|Old cat Jig warm by the wood stove|
In the night, the crack of thunder woke me, and the pelting of rain hard on the roof. I lay awake in bed, in the dark, listening, and thought with gratitude of my son who recently spent a couple days with me at Z Acres taking down dead wood and splitting it into small, wood-stove-ready pieces. The diminished cord of wood outside the house was nearly replenished, and the wood bin on the patio was full. Let it rain. I was ready. Just a step out on the patio, staying dry, and I could gather an armload of wood for the stove.
I am going to try to make it through the next two seasons on wood heat. I had done it before, many years ago, living in the country for a while and short on pocket change. My propane tank at Z Acres had been filled at the end of spring, but I wanted it there for emergencies only. Not only was it a grand way to save my heating dollar, but using dead wood from my own surrounding forest keeps the forest clean. And it adds ever so much comfort ...
|My son, chopping wood|
Falling back asleep, I stay in bed too long on this Saturday morning. The rain lulls. The gray light seeping around the curtains encourages sloth. I have much to do ... more deadlines to meet, more books to review, a literary magazine fall issue to launch, a list of household chores ... but I turn over onto my stomach, face in pillow, cat curled at my head, dog at my feet, and sleep.
|A day to stay inside|
I rub between his ears to offer comfort. Rainy days are good, too, I tell him, but he only gazes up at me with sad brown eyes. He curls up with a sigh by the stove as I get the fire going. The cat's already there, anticipating that golden warmth.
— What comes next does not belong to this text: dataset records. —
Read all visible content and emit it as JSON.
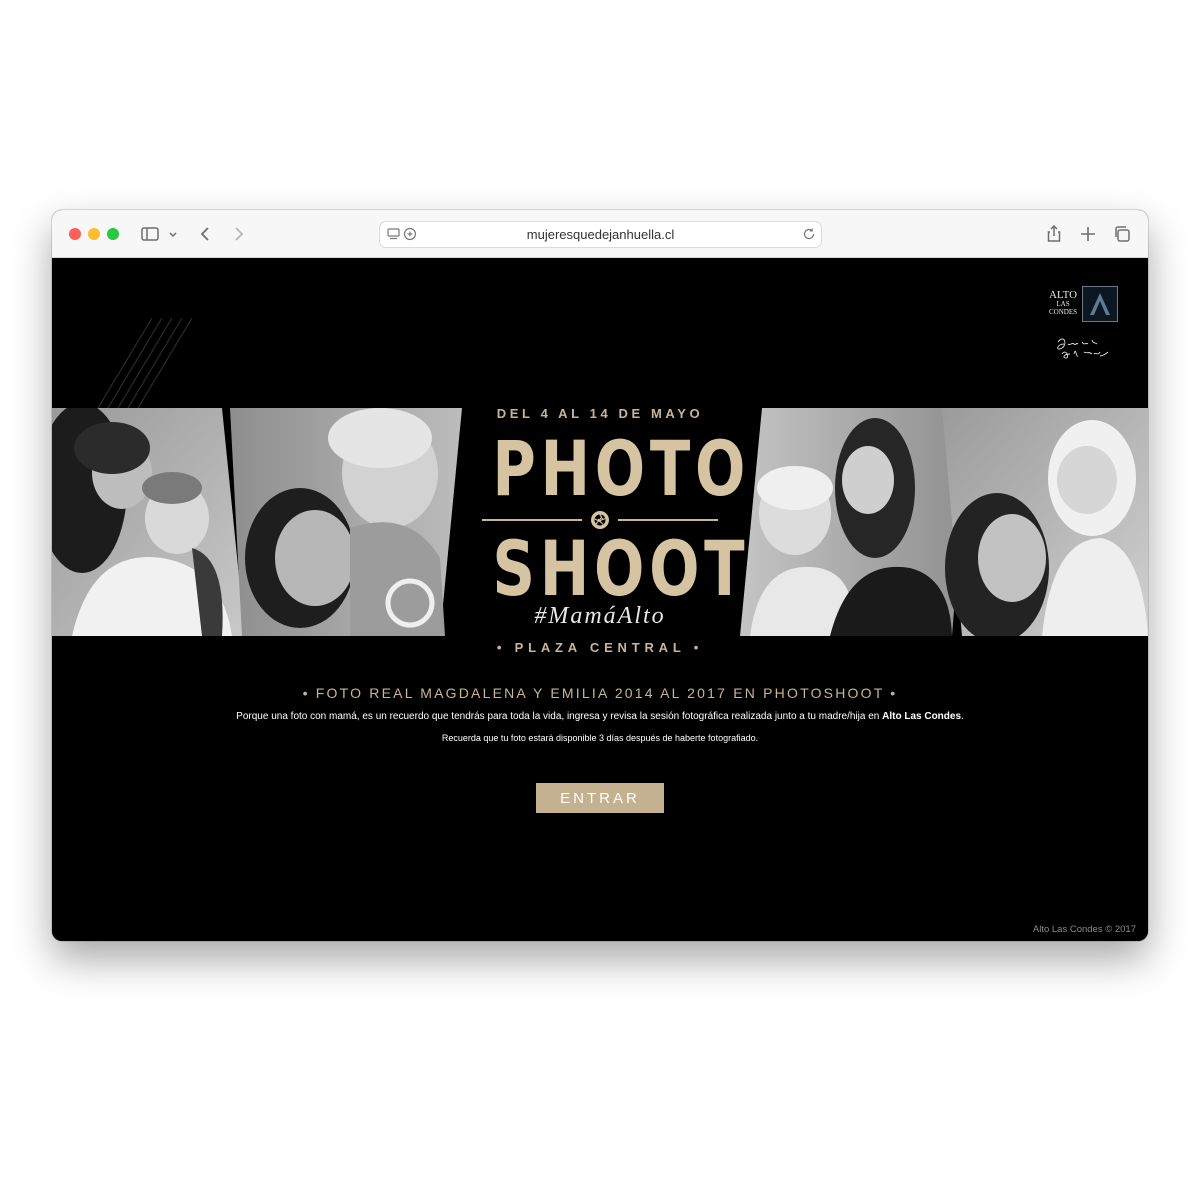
{
  "browser": {
    "url": "mujeresquedejanhuella.cl"
  },
  "brand": {
    "line1": "ALTO",
    "line2": "LAS",
    "line3": "CONDES",
    "tagline": "Cuanto más alto, mejor"
  },
  "hero": {
    "dates": "DEL 4 AL 14 DE MAYO",
    "title_top": "PHOTO",
    "title_bottom": "SHOOT",
    "hashtag": "#MamáAlto",
    "location": "• PLAZA CENTRAL •"
  },
  "content": {
    "headline": "• FOTO REAL MAGDALENA Y EMILIA 2014 AL 2017 EN PHOTOSHOOT •",
    "body_prefix": "Porque una foto con mamá, es un recuerdo que tendrás para toda la vida, ingresa y revisa la sesión fotográfica realizada junto a tu madre/hija en ",
    "body_bold": "Alto Las Condes",
    "body_suffix": ".",
    "note": "Recuerda que tu foto estará disponible 3 días después de haberte fotografiado.",
    "enter_label": "ENTRAR",
    "copyright": "Alto Las Condes © 2017"
  },
  "colors": {
    "accent": "#c9b595",
    "button": "#c3b190",
    "background": "#000000"
  }
}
Coffee's on. I pour a mugful and settle in for the day's writing. This blog, an article pending, one, perhaps two book reviews, but mostly .... I want to spend time on a creative effort that has begun to take shape. It's a guilty pleasure. I admonish myself for the guilt the moment it creeps in. Isn't this in great part why I decided to take on this freelance lifestyle? To finally have time to devote to creative writing, going over to the art side. I'm not a Sunday writer. I am the all or nearly nothing type, immersing myself to the hairline, drowning in it, lost in it, entranced.
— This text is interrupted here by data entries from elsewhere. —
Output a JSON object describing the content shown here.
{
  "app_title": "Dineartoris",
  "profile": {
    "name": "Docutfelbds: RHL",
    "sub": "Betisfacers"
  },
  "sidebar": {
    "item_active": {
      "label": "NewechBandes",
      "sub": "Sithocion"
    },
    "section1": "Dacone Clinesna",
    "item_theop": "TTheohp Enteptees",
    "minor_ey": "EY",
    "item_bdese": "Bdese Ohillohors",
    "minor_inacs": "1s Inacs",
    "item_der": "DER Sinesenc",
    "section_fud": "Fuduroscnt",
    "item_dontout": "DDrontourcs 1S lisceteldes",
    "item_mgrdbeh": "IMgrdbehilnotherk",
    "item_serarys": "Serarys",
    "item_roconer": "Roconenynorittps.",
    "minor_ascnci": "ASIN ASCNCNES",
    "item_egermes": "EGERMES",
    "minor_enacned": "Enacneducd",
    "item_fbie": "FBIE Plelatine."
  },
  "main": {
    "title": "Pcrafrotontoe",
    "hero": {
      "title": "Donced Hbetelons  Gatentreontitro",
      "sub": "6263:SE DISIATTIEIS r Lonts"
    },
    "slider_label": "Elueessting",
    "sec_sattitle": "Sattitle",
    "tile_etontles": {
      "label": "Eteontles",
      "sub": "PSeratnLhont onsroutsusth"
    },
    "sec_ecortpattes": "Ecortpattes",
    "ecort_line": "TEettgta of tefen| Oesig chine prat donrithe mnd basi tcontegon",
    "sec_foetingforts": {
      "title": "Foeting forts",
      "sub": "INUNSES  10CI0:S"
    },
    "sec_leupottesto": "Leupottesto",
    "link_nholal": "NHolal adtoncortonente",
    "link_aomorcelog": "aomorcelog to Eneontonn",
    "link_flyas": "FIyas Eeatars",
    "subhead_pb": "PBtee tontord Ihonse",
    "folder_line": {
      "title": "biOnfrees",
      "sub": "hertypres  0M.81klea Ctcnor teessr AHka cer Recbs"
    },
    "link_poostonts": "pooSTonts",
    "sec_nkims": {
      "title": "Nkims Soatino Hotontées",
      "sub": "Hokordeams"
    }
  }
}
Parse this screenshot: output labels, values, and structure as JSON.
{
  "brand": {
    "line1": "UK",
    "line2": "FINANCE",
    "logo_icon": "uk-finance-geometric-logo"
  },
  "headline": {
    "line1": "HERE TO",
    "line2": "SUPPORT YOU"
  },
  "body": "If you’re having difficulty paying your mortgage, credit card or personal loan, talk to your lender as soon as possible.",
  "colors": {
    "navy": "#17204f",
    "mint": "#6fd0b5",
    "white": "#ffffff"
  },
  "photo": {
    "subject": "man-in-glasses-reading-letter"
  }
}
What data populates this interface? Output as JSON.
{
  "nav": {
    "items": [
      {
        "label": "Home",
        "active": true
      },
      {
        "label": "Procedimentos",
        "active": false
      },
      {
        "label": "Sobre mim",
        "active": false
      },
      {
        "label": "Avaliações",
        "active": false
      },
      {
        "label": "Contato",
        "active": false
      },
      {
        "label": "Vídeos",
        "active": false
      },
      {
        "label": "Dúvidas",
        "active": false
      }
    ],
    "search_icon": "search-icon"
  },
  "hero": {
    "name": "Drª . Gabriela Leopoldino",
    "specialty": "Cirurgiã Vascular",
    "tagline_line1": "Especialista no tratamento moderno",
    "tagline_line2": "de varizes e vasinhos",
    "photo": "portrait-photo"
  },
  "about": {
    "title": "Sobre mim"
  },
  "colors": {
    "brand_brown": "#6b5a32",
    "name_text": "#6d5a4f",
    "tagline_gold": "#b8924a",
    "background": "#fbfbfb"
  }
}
If there is one struggle within me in this new life of a freelancer at Z Word, LLC, it is how much time I can afford to set aside without having my eye on the paycheck. The jury is yet out if I can cover my bills living this way, and I think of all the leads I should be pursuing, the doors I should be knocking on, the offers I should be making. Instead, I take time now, near daily, to devote to the art of writing.
The words are stacking up. The pages are adding up. Where am I going with this? I don't yet know. I don't work with an outline, rather develop the main character and follow her lead, but even as I write, I wonder where this will take me ... to a novel? to something I will send out to traditional publishers? or should I consider the newer, more contemporary route of loading it up into electronic form and offering it for purchase online? After all, those bills ...
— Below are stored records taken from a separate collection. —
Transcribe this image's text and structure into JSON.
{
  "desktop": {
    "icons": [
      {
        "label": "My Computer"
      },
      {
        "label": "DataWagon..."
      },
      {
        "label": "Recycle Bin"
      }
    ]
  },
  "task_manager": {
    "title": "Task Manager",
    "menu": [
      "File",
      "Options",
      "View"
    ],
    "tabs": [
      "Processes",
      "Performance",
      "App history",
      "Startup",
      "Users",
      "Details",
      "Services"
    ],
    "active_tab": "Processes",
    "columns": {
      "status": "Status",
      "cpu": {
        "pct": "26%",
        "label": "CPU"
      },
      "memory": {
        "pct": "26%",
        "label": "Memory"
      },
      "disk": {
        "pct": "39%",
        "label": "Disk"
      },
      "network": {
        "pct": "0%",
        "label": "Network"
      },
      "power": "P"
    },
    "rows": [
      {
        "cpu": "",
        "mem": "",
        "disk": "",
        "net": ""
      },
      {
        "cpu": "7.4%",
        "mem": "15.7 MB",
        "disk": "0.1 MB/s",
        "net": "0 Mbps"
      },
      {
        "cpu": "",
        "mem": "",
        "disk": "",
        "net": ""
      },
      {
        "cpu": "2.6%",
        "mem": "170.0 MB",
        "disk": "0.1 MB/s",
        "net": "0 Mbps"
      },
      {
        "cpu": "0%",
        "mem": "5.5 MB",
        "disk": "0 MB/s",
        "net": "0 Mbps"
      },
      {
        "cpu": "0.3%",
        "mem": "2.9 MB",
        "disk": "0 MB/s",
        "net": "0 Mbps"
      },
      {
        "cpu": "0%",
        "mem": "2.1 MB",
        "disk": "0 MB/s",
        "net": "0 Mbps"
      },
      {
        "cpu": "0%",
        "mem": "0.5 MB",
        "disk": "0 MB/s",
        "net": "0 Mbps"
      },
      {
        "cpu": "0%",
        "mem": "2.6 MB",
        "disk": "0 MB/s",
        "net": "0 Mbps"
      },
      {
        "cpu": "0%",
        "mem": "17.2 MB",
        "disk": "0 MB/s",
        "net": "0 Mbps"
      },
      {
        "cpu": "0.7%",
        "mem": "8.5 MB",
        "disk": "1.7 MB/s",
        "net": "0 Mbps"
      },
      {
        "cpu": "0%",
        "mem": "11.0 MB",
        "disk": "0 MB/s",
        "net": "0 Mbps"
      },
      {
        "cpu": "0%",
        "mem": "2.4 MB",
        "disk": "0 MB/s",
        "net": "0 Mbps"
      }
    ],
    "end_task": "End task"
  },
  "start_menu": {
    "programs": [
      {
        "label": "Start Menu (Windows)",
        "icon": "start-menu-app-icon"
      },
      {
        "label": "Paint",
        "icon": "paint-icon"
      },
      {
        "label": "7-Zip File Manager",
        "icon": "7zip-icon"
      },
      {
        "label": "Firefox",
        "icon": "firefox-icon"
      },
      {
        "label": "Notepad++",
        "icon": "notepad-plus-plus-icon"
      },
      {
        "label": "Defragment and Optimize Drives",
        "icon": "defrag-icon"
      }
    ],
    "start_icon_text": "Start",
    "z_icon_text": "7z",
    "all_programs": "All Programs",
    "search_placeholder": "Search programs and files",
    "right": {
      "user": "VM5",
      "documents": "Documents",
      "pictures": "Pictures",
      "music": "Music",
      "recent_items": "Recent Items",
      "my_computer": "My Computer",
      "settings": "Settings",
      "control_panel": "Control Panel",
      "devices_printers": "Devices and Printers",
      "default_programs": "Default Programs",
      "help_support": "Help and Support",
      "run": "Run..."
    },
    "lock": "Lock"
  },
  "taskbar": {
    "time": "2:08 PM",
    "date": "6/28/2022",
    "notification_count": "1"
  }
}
Can I afford to market something for a year, three years, five? Until I find a publisher? Or am I shooting myself in the writerly foot by taking the quicker road to readers?
When I start thinking about that too much, it bogs my writing down, and so I push that train of thought aside, for now, and keep following the path my main character has invited me to take. Maybe she knows.
Rain patters, sometimes thrashes against the farmhouse windows. And then, for a while, the wind settles, quiets, and there is only silence. The windows are lightly fogged over from the heat inside. The cat sleeps by the stove, end of her tail occasionally ticking up, down, to show she lives and dreams.
I'm lost to the world, then. This world. Lost into another. There is much of myself in this woman I write about, of course, but there is much in her that I watch develop with great interest. She moves differently than I do. She thinks alike, and then not. She makes decisions I would not make, taking sudden turns on the path, and I think, woman, are you mad? We start on the same page and then she chooses her own adventure, going where I dare not go, or where I would rather not. She adds another world onto mine.
Perhaps that's one reason, of many, why writers write. We are hungry for life, and one just isn't enough.
In my world, it rains. In hers, the skies are just beginning to open up.